MEDAN — Perayaan ulang tahun kota tidak selalu harus diisi dengan panggung musik atau pesta kembang api. Di Kecamatan Medan Deli, momen HUT ke-436 Kota Medan dirayakan dengan kegiatan yang langsung menyentuh kebutuhan warga: khitanan massal bagi 200 anak.
Wali Kota Medan Rico Tri Putra Bayu Waas turun langsung ke lokasi. Ia tidak sekadar membuka acara lalu meninggalkan tempat. Rico berkeliling menyapa anak-anak yang menunggu giliran dikhitan, memberikan semangat kepada mereka yang tampak gugup, dan menyerahkan bingkisan setelah prosesi selesai.
Bagi sebagian keluarga di Medan, biaya khitan bukan pengeluaran yang bisa dianggarkan setiap saat. Kebutuhan rumah tangga yang terus bertambah kerap membuat momen ini harus ditunda. Program khitanan massal seperti ini menjadi solusi yang meringankan.
“Yang pertama kami apresiasi ada kegiatan yang sangat baik dari Kecamatan Medan Deli, yaitu khitanan massal. Anak yang dikhitan juga tidak sedikit, ada 200 anak. Tentu ini banyak kebaikan yang bisa diberikan dari Kecamatan Medan Deli bersama stakeholder terkait,” ujar Rico dalam keterangannya.
Kegiatan ini bukan sekadar pelayanan kesehatan. Ia menjadi bentuk gotong royong yang melibatkan pemerintah, dunia usaha, dan tenaga kesehatan. Warga penerima manfaat tidak perlu mengeluarkan biaya sepeser pun untuk prosesi yang secara adat dan agama dianggap penting ini.
Rico berharap inisiatif serupa tidak berhenti di Medan Deli. Menurutnya, jika setiap kecamatan memiliki program serupa, semakin banyak keluarga yang terbantu. “Tentu ini banyak kebaikan yang bisa diberikan,” katanya.

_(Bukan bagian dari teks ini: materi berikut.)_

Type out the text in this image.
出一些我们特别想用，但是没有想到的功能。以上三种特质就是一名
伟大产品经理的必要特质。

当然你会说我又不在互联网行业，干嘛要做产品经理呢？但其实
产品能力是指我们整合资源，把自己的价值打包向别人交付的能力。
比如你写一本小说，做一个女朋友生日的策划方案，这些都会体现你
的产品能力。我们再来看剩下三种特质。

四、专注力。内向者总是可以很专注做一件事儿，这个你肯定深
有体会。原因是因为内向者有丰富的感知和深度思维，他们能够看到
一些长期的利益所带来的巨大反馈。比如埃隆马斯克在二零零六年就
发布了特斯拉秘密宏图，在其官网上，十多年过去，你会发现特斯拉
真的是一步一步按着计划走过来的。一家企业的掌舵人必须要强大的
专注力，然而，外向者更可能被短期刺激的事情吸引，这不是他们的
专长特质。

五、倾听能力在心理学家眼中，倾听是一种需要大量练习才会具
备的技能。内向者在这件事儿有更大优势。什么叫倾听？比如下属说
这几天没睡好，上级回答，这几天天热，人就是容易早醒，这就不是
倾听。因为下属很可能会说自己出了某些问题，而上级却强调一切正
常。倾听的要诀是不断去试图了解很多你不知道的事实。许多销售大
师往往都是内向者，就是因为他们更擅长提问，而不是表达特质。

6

Pemandangan di lokasi memperlihatkan ratusan bocah duduk bergantian menunggu giliran. Sebagian tampak santai, sebagian lagi berusaha terlihat berani meski wajahnya sulit menyembunyikan rasa gugup. Orang tua mereka pun tak kalah tegang menunggu di ruang tunggu.
Kehadiran wali kota di tengah mereka menjadi penyemangat tersendiri. Setelah melewati “ujian keberanian”, setiap anak mendapat bingkisan yang membuat senyum mereka kembali merekah.
Di tengah gemerlap acara ulang tahun kota yang kerap menyedot anggaran besar, kegiatan di Medan Deli ini menjadi pengingat bahwa perayaan bisa diisi dengan hal yang lebih berguna. Bukan soal besarnya panggung, melainkan seberapa dalam manfaatnya dirasakan warga.